Poppe, like Giffune, said the most helpful aspect of the class for her was being in a group setting, as it pushed her to keep up with her training.
“It helps keep you on track and keeps you true to your schedule, because then you know if you’re not running you’ll be falling behind everybody else,” Poppe said. “You’re like ‘Oh man, I’ve got to stay on it.’”
Poppe said that as someone who was accustomed to running alone, running with a group of people forced her to change her pacing, which she said helped her in her training.
Giffune said that in addition to the physical benefits of the class, it also functioned as a support group, which she found particularly helpful during the long and grueling process of training for a marathon.
“You really get to a point in marathon training where everything’s breaking down and it’s hard to keep going and you need as much support as you can,” Giffune said.
Priya Krishnamoorthy, a current graduate student in the Arts Administration program of the Metropolitan College, said she joined the marathon training class last semester in the hopes of finding a Boston running community and learning more about the process of running.
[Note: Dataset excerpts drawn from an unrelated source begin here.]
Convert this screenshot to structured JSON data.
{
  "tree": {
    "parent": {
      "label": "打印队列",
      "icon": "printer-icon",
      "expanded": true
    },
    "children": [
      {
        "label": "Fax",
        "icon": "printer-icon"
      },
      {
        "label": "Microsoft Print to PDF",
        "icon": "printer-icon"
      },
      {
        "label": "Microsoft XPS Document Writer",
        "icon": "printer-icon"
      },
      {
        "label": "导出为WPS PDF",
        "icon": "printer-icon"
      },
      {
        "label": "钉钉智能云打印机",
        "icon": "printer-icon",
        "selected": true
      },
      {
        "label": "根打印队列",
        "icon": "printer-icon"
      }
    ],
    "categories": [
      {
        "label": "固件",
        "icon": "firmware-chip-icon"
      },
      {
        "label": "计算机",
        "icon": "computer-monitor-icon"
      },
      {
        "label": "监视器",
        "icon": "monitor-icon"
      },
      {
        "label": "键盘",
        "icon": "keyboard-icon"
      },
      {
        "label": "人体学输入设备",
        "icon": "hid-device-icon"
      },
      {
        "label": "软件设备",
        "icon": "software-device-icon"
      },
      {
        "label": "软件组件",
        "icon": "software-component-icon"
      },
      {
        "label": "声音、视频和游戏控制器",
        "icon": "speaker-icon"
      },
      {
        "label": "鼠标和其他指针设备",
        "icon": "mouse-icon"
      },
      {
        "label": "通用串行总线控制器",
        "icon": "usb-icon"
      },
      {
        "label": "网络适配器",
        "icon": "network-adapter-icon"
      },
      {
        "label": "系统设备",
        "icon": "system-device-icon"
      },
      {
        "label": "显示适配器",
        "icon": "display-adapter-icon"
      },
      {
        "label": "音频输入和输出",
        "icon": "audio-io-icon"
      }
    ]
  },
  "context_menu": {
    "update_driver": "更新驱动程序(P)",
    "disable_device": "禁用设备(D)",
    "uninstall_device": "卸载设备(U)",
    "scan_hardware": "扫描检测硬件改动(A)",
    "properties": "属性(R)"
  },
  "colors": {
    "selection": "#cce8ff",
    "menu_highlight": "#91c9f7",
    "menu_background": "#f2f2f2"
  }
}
In India, Krishnamoorthy said, her running coach had taught her to adopt a scientific approach to running, which she said she greatly enjoyed.
“With everything that we did, there was a reason for why we did it, so that helped me build on my skill as a runner,” she said. “I really enjoyed the process, because it was also the science of running that … made the process more rewarding for me as a runner.”
Krishnamoorthy said she did not find the same attention to science and process in the marathon training class, which she attributed to cultural differences. In India, she said, running was more often done under doctor’s orders, while in the United States it seemed to her that physical exercise was a part of people’s everyday life.
“[In India] I was a runner with challenges, and therefore there was this whole process of understanding how it works and getting into it and then understanding my body and all of that,” Krishnamoorthy said. “Here it was more, ‘OK, we all understand our bodies,’ and we just start running.”
Despite the significant cultural differences, Krishnamoorthy said she did end up learning a lot in the class, although not necessarily about the science of running. She was advised to cross-train with yoga, which she said she found incredibly helpful, as it was similar to the warm-up and cool-down exercises that runners tend to use.
Krishnamoorthy also said she got a lot of good tips about the proper clothing to wear for running in Boston, where the weather is very different from what Krishnamoorthy was used to in India.
Overall, she said, the class was enjoyable and a great learning experience.
“There was a reason to get up in the morning, and you knew today that you would explore a different side of the city,” Krishnamoorthy said.